In comments made during a lecture opening the University of Arkansas for Medical Sciences’ annual Student Research Day, Dr. Harold Varmus said immigration was a significant part of U.S. history and fundamental to the scientific field.
“Immigration is inherent in our culture of science in the U.S.,” he said. “We all owe it to our profession to stand firm against any efforts to create walls around our country.”
A wall at the U.S.-Mexico border, intended to reduce illegal immigration, is a signature initiative of President Donald Trump’s administration. Conflicts over money for the wall, which helped trigger the recent record-setting 35day government shutdown, are ongoing — an administration budget released Monday called for $8.6 billion to be allocated to the project.
Varmus, now a professor and dean’s adviser at the Weill Cornell Medicine school in New York, told an audience of a few hundred that science, as a field, was inherently international, showing a picture of research colleagues who hailed from countries including Greece, Austria, Nicaragua, India, Russia and Italy.
Himself the grandchild of European immigrants who were able to send their own children to Ivy League schools, Varmus said immigration formed a key part of the American story.
Varmus, who was appointed to the National Insitutes of Health by President Bill Clinton and the National Cancer Institute by President Barack Obama, said while scientists present themselves and their work as being uninvolved in or indifferent to politics, the two fields were inextricably “intertwined.”
He pointed to scientific innovations, such as radar and the atomic bomb, that changed the course of World War II, and noted pivotal presidential investments advancing science including the National Cancer Act, signed by President Richard Nixon.
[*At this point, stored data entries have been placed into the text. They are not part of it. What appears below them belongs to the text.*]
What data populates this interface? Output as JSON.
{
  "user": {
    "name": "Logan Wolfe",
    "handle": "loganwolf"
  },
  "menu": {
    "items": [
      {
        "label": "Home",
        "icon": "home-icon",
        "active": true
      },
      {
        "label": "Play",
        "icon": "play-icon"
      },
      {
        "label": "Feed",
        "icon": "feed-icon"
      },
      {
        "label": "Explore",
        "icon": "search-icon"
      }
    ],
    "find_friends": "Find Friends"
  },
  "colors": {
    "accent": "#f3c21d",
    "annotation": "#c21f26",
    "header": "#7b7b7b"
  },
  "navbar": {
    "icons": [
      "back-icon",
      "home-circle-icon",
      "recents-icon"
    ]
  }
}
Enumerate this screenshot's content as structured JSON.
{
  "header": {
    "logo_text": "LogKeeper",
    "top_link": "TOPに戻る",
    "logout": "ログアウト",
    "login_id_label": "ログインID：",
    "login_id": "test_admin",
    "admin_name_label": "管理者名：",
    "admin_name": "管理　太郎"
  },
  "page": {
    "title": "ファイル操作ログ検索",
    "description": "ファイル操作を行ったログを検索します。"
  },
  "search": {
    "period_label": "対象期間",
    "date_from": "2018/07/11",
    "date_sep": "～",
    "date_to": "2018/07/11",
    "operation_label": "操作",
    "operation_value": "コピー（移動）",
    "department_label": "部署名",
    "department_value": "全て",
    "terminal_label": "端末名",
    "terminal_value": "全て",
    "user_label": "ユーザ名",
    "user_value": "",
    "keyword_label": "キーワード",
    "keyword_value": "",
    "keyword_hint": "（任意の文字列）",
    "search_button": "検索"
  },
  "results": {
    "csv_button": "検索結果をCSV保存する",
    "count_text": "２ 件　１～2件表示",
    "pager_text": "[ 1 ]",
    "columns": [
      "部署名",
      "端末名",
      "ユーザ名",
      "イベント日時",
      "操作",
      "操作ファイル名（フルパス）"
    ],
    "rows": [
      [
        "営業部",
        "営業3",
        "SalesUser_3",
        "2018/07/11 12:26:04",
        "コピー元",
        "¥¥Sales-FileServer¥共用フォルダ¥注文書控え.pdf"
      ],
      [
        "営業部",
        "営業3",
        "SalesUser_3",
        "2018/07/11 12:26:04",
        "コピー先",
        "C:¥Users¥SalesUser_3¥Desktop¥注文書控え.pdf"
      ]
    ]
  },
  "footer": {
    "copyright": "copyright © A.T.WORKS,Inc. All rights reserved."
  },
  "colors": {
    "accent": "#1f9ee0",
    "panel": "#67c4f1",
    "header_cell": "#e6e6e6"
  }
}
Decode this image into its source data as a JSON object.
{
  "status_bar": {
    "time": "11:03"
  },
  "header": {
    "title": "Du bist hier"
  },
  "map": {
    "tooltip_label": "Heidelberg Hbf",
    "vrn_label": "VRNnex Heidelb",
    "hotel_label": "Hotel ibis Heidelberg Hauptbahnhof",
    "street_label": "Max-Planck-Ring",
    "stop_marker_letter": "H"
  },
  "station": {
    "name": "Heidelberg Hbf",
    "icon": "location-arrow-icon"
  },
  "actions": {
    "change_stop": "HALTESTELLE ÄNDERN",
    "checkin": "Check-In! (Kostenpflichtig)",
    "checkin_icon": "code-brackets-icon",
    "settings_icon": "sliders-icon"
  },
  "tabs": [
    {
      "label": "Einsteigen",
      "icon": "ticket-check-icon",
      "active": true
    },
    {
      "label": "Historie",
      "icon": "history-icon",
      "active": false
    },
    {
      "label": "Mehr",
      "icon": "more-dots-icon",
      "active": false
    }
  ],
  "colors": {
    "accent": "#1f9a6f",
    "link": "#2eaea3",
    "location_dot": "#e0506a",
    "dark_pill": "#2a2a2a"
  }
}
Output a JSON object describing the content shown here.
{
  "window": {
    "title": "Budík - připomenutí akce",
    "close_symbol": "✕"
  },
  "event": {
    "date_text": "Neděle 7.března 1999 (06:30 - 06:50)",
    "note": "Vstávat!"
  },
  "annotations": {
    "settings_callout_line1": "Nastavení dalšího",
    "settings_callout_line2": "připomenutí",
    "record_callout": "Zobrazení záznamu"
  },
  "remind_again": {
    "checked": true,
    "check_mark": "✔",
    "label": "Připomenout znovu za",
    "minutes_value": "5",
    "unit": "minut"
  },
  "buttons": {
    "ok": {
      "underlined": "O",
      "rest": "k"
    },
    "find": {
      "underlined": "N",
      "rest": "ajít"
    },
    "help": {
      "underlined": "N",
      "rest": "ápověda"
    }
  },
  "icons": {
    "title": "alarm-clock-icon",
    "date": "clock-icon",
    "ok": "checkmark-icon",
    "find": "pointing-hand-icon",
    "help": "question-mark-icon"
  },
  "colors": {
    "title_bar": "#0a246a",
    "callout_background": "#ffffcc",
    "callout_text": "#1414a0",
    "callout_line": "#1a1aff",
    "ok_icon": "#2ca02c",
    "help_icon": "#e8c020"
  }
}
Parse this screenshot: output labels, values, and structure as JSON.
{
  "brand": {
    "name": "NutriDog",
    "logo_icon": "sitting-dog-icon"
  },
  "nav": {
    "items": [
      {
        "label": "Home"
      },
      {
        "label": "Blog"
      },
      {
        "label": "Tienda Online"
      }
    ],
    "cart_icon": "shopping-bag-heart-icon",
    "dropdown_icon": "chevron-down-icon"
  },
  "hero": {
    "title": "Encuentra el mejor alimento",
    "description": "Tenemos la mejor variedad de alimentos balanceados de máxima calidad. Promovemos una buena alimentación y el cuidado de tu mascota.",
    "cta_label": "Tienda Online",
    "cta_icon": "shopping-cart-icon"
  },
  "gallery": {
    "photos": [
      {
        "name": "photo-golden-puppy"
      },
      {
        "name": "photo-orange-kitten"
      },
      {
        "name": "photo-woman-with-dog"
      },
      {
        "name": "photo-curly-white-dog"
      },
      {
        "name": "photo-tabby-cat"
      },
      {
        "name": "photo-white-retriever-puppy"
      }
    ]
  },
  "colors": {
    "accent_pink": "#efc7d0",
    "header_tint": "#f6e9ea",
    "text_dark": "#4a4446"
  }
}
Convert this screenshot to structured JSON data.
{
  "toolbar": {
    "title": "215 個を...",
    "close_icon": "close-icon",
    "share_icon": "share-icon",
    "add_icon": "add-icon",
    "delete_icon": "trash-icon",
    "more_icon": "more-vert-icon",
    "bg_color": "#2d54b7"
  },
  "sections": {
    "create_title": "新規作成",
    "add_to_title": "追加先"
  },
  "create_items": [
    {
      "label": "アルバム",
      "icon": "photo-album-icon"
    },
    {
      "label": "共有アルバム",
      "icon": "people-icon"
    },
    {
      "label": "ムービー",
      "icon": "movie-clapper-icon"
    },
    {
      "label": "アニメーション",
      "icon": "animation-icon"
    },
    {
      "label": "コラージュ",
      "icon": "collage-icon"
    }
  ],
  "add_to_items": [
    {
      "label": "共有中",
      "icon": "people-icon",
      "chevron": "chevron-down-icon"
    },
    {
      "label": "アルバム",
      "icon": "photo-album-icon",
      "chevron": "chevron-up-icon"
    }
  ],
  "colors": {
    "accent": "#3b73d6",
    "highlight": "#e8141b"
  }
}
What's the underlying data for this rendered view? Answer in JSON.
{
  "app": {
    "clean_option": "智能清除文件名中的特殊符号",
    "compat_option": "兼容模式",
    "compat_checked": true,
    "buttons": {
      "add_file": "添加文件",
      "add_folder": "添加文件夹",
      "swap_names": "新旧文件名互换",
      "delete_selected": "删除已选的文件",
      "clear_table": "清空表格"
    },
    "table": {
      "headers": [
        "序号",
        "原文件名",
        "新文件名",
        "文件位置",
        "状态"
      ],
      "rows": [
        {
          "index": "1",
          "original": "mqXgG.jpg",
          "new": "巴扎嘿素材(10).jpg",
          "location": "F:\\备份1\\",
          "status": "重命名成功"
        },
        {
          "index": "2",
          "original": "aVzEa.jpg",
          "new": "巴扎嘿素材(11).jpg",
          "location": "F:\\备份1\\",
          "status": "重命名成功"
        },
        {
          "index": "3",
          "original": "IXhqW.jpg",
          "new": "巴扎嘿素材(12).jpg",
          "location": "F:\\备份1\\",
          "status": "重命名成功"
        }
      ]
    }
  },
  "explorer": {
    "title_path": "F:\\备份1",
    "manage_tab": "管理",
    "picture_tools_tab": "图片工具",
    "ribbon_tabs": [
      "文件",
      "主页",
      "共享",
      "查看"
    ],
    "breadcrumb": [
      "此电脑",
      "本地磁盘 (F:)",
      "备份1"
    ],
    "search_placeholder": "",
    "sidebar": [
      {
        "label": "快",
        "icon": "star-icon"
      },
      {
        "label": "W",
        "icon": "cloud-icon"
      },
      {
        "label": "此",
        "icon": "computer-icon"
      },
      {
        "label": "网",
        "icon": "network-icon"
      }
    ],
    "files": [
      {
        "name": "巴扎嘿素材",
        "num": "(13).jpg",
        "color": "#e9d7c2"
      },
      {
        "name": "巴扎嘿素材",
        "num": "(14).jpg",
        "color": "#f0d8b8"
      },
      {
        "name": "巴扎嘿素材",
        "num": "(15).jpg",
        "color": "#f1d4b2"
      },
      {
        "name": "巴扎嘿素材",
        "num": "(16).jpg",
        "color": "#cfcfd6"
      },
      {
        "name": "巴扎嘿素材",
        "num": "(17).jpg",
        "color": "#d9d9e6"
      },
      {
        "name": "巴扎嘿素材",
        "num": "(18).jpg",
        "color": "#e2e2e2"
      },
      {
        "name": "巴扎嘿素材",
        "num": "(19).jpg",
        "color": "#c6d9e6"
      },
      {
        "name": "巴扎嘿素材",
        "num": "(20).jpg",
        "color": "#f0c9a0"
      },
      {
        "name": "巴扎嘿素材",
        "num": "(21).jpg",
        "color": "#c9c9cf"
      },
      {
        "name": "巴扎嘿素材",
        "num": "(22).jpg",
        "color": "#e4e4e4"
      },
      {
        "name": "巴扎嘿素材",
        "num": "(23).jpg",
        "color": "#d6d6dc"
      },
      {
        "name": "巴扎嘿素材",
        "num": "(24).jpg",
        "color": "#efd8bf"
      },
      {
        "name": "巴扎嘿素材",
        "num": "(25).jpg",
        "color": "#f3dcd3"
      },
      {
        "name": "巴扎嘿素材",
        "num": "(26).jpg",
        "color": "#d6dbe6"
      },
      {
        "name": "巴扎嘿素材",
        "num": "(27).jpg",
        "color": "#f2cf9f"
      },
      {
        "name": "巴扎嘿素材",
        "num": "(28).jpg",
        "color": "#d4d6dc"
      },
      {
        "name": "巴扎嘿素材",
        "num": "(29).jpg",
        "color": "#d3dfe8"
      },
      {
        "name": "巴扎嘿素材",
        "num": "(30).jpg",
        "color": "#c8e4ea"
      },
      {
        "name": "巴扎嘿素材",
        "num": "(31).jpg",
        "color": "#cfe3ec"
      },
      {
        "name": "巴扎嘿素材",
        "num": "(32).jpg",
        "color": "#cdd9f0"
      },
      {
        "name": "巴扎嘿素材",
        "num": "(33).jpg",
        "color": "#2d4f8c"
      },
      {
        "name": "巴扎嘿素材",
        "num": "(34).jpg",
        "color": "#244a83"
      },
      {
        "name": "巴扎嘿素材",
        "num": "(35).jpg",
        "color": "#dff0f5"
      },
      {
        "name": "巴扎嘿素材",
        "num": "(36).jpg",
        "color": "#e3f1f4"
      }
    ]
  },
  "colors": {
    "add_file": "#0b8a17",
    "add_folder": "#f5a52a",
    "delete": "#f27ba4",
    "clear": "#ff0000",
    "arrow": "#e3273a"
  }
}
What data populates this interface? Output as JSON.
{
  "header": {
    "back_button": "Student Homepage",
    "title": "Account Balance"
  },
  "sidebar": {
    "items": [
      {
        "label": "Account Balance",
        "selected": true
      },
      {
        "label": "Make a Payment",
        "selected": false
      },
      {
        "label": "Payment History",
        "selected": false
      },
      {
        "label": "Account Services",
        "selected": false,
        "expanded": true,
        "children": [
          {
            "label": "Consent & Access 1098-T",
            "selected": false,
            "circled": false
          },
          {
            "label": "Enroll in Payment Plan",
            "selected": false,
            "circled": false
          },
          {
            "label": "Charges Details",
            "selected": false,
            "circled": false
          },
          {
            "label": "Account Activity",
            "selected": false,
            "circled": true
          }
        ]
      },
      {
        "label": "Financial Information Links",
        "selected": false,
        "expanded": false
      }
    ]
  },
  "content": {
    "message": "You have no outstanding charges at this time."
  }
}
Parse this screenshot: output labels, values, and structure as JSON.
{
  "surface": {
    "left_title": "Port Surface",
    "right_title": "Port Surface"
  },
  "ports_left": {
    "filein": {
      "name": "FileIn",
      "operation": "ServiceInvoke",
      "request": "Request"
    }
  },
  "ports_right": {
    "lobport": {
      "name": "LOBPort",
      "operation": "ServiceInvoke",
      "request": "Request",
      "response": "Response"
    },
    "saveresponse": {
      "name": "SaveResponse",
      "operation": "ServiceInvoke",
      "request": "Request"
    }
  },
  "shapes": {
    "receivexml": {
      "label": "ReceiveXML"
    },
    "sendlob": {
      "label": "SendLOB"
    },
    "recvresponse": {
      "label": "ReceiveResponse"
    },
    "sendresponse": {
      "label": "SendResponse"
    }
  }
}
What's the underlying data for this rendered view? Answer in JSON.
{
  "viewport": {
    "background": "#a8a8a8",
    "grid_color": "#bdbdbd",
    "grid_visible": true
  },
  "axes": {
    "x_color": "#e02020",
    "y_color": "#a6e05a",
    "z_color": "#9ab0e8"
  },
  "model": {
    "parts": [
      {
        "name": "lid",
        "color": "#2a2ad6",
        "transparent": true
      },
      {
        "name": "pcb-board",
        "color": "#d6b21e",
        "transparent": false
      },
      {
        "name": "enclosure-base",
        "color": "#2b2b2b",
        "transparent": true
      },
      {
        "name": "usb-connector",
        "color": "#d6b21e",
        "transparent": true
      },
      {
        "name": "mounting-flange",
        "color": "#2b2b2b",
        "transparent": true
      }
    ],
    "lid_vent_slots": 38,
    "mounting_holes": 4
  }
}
Although he didn’t make a specific critique of current policy, Varmus also commented on the different climate for public-sector researchers during the 1990s years when he served as NIH director and budgets were expanding, he said.
“I came to Washington at a time that is much friendlier than what is going on there at the moment. … There was a spirit of support and goodwill toward science in general,” he said.
Some scientists and groups, such as the Union of Concerned Scientists, have rebuked the Trump administration for what they see as a pattern of undermining research through limiting funds — the administration’s Monday budget proposed more than $4 billion in cuts to NIH — as well as suppressing or politicizing studies, rolling back science-backed regulations and reducing the role of advisory committees.
Varmus’ talk originally was billed as a retrospective on cancer research, but instead was a discussion of nine “axioms” for a career in science. It was open to the public as part of the Robert E. McGehee Jr. Ph.D. Distinguished Lectureship in Biomedical Research series.
He paired general advice (“find environments for doing science in which others are smarter than you”) with reflections on the course of his career, which included Nobel Prize-winning research with colleague J. Michael Bishop on the development of cancer cells.